ATA/384/2005 du 24.05.2005 ( VG ) , ADMIS

En fait
En droit
Par ces motifs
RÉPUBLIQUE ET CANTON DE GENÈVE

POUVOIR JUDICIAIRE

A/722/2005-VG ATA/384/2005

ARRÊT

DU TRIBUNAL ADMINISTRATIF

du 24 mai 2005

 

dans la cause

 

 

M. L__________
représenté par Me François Membrez, avocat

 

contre

 

CONSEIL ADMINISTRATIF DE LA VILLE DE GENÈVE
représenté par Me Serge Rouvinet, avocat


 


1. M. L__________ est entré le 1er juin 1999 au service des sports de la Ville de Genève en tant que gardien de bains polyvalent. Le 1er juin 2000, il est devenu responsable des salles communales à la Gérance immobilière municipale de la Ville de Genève (ci-après GIM). A partir du 7 mai 2001, M. L__________ a été transféré de la GIM au service des espaces verts (ci-après : SEVE), alors dirigé par M. Roger Beer, après avoir rencontré celui-ci à plusieurs reprises.

Il a été confirmé en qualité de fonctionnaire depuis le 1er juin 2003.

2. A la suite de divers manquements reprochés à M. L__________, le Conseil administratif a signifié à l’intéressé par courrier du 1er septembre 2004 qu’il ouvrait à son encontre une enquête administrative en application de l’article 37 du statut du personnel de l’administration municipale (ci-après : le statut – LC 21.151) et qu’il était suspendu de fonction dès le 1er septembre 2004 pendant toute la durée de l’enquête en question, son salaire étant cependant maintenu.

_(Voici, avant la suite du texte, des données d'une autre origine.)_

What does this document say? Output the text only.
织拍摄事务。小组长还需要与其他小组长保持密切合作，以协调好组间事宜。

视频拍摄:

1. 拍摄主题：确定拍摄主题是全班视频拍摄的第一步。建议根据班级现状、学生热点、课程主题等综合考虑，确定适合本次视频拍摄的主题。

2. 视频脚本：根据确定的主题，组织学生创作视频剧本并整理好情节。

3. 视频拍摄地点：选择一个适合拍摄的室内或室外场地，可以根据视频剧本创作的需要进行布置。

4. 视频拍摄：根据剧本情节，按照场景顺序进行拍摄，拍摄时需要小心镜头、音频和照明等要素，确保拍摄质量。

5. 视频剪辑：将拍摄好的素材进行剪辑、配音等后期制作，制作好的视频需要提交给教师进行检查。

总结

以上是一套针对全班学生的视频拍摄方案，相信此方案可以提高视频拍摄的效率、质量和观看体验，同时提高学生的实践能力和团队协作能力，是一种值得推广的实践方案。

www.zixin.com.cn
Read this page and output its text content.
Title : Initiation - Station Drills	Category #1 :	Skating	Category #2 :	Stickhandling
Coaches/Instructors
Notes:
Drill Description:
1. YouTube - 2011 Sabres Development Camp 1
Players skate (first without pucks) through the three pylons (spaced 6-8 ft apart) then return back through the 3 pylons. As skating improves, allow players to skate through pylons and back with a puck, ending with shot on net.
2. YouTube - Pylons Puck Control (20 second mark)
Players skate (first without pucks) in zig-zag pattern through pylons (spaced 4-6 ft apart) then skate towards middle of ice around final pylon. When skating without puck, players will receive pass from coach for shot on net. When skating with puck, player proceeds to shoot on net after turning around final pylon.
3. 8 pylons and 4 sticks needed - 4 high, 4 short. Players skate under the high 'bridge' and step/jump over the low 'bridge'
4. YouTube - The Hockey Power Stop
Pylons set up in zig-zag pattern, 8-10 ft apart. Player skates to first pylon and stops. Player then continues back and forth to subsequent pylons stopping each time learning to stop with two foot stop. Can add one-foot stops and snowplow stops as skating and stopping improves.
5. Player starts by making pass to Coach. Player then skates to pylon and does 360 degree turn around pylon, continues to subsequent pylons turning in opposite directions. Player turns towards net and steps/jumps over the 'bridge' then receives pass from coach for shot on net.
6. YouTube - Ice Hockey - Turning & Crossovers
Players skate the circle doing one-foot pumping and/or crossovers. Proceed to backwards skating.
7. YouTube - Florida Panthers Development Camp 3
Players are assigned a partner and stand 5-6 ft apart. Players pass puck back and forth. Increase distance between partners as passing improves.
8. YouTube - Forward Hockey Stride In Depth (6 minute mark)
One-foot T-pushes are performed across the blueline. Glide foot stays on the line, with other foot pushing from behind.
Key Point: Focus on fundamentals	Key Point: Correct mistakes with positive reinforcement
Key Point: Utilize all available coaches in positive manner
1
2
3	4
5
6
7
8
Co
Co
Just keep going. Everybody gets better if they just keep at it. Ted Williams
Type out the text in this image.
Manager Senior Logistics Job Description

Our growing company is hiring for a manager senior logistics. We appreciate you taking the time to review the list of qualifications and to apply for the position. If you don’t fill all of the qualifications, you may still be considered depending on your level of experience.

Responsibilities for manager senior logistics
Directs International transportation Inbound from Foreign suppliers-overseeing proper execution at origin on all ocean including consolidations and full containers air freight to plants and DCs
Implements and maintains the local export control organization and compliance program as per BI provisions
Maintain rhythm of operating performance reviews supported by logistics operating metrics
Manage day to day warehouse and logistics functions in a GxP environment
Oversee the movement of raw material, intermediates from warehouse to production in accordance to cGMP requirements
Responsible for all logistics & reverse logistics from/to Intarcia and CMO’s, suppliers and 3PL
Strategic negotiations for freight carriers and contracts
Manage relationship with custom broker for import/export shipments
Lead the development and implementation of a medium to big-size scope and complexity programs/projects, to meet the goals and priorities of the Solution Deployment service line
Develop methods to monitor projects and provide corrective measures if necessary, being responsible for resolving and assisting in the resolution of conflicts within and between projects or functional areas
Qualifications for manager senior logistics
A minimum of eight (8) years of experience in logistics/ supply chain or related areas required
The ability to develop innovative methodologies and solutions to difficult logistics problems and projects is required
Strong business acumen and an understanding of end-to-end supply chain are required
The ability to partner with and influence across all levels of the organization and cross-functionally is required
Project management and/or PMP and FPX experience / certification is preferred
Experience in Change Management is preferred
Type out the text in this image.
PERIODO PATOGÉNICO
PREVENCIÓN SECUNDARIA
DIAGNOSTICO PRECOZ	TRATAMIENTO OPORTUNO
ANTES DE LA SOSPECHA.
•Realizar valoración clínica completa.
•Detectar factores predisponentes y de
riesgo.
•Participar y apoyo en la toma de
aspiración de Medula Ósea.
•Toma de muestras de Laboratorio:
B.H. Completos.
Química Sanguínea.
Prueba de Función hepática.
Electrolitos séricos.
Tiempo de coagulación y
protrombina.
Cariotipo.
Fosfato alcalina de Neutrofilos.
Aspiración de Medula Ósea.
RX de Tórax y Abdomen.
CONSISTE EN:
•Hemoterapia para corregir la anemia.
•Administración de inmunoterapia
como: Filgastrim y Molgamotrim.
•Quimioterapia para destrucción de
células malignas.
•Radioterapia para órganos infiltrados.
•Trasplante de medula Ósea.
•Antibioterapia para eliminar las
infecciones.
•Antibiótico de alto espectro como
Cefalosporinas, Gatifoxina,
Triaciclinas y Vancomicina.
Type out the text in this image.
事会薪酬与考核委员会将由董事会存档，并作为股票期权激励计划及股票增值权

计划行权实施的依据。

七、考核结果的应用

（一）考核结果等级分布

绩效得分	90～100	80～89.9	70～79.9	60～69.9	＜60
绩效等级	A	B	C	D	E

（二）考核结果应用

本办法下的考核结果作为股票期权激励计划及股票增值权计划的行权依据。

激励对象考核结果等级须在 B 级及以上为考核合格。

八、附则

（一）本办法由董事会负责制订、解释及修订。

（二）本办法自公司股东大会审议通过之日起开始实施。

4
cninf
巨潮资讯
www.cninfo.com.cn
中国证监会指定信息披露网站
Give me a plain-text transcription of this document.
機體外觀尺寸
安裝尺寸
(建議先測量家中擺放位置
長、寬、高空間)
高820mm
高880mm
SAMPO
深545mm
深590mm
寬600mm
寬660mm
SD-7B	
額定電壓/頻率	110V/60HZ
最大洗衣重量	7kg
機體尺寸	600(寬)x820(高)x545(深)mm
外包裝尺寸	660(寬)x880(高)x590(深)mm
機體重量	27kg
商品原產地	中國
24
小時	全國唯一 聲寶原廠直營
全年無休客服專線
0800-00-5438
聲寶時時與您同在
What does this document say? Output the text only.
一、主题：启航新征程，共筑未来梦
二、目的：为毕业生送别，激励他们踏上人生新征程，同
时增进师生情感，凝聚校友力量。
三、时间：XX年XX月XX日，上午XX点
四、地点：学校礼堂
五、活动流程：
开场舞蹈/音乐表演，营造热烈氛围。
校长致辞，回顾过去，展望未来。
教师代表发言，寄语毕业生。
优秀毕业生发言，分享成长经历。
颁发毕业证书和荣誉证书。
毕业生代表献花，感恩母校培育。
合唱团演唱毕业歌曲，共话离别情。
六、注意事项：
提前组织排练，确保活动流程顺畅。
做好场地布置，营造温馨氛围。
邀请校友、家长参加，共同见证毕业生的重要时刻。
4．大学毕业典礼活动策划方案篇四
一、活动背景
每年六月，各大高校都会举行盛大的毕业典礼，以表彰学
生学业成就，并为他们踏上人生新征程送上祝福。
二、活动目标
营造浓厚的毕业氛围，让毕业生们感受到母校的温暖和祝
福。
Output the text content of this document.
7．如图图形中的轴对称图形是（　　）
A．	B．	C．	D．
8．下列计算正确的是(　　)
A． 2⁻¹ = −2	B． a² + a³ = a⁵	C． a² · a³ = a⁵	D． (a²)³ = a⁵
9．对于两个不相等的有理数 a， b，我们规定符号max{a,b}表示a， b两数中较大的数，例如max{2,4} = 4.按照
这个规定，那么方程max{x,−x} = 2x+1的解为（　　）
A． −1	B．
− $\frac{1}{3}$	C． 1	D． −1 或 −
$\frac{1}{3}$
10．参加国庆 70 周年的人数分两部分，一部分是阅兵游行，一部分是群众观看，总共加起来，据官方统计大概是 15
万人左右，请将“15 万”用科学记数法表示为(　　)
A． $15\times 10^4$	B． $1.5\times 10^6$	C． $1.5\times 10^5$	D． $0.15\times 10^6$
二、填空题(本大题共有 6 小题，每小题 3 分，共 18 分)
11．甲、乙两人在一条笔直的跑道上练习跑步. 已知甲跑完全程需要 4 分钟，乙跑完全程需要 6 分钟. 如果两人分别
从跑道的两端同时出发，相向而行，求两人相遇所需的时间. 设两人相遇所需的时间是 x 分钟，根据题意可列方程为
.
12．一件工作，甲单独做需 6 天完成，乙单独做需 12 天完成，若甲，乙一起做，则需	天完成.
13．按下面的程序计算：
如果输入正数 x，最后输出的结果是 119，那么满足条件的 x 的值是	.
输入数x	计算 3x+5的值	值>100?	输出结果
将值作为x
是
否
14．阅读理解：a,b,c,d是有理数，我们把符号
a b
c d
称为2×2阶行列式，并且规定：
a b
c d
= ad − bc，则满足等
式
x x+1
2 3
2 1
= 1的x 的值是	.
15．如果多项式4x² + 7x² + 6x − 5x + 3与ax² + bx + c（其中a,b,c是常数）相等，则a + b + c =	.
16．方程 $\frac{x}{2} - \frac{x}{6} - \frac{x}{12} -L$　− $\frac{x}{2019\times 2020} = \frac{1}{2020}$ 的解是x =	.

3. L’enquête administrative a été confiée à M. Axel Tuchschmid, ancien juge à la Cour de justice, assisté de Mme Cécile Jabaudon juriste auprès du secrétariat général de la Ville de Genève.

M. L__________, assisté d’un secrétaire syndical de son choix, a été entendu par les enquêteurs ainsi que plusieurs témoins. Certains témoins ont été entendus de manière contradictoire. D’autres l’ont été hors la présence de M. L__________, les enquêteurs ayant fait application dans deux ordonnances des 5 et 15 octobre 2004 de l’article 42 alinéa 5 de la loi sur la procédure administrative du 12 septembre 1985 (LPA – E 5 10), en précisant que M. L__________ aurait connaissance des témoignages ainsi recueillis et qu’il serait en mesure de se déterminer à leur sujet. C’est ainsi que le 18 octobre 2004, devant les enquêteurs, M. L__________ a contesté formellement les déclarations de trois des quatre témoins en question. Le 22 octobre 2004 encore, M. L__________ s’est prononcé sur les reproches qui lui étaient adressés et en particulier sur les déclarations du quatrième témoin entendu hors sa présence.

4. Les enquêteurs ont déposé leur rapport le 25 novembre 2004 aux termes duquel il ont proposé au Conseil administratif de prononcer la mise au temporaire de M. L__________, l’intéressé perdant sa qualité de fonctionnaire mais restant engagé sur la base d’un contrat de droit privé.

5. Par décision du 16 février 2005, le Conseil administratif a signifié au représentant syndical de M. L__________ qu’eu égard aux faits établis par le rapport d’enquête qui était communiqué en annexe dudit courrier, le Conseil administratif prononçait à l’encontre de M. L__________, au titre de sanction disciplinaire, une mise au temporaire selon l’article 34 lettre c alinéa 4 du statut. Cette décision était déclarée exécutoire nonobstant recours. M. L__________ serait au bénéfice d’un contrat temporaire en application des conditions générales d’engagement du personnel temporaire, sans modification de son traitement de base, lorsque cette décision serait entrée en force. Le recours pouvait être adressé dans les trente jours auprès du Tribunal administratif.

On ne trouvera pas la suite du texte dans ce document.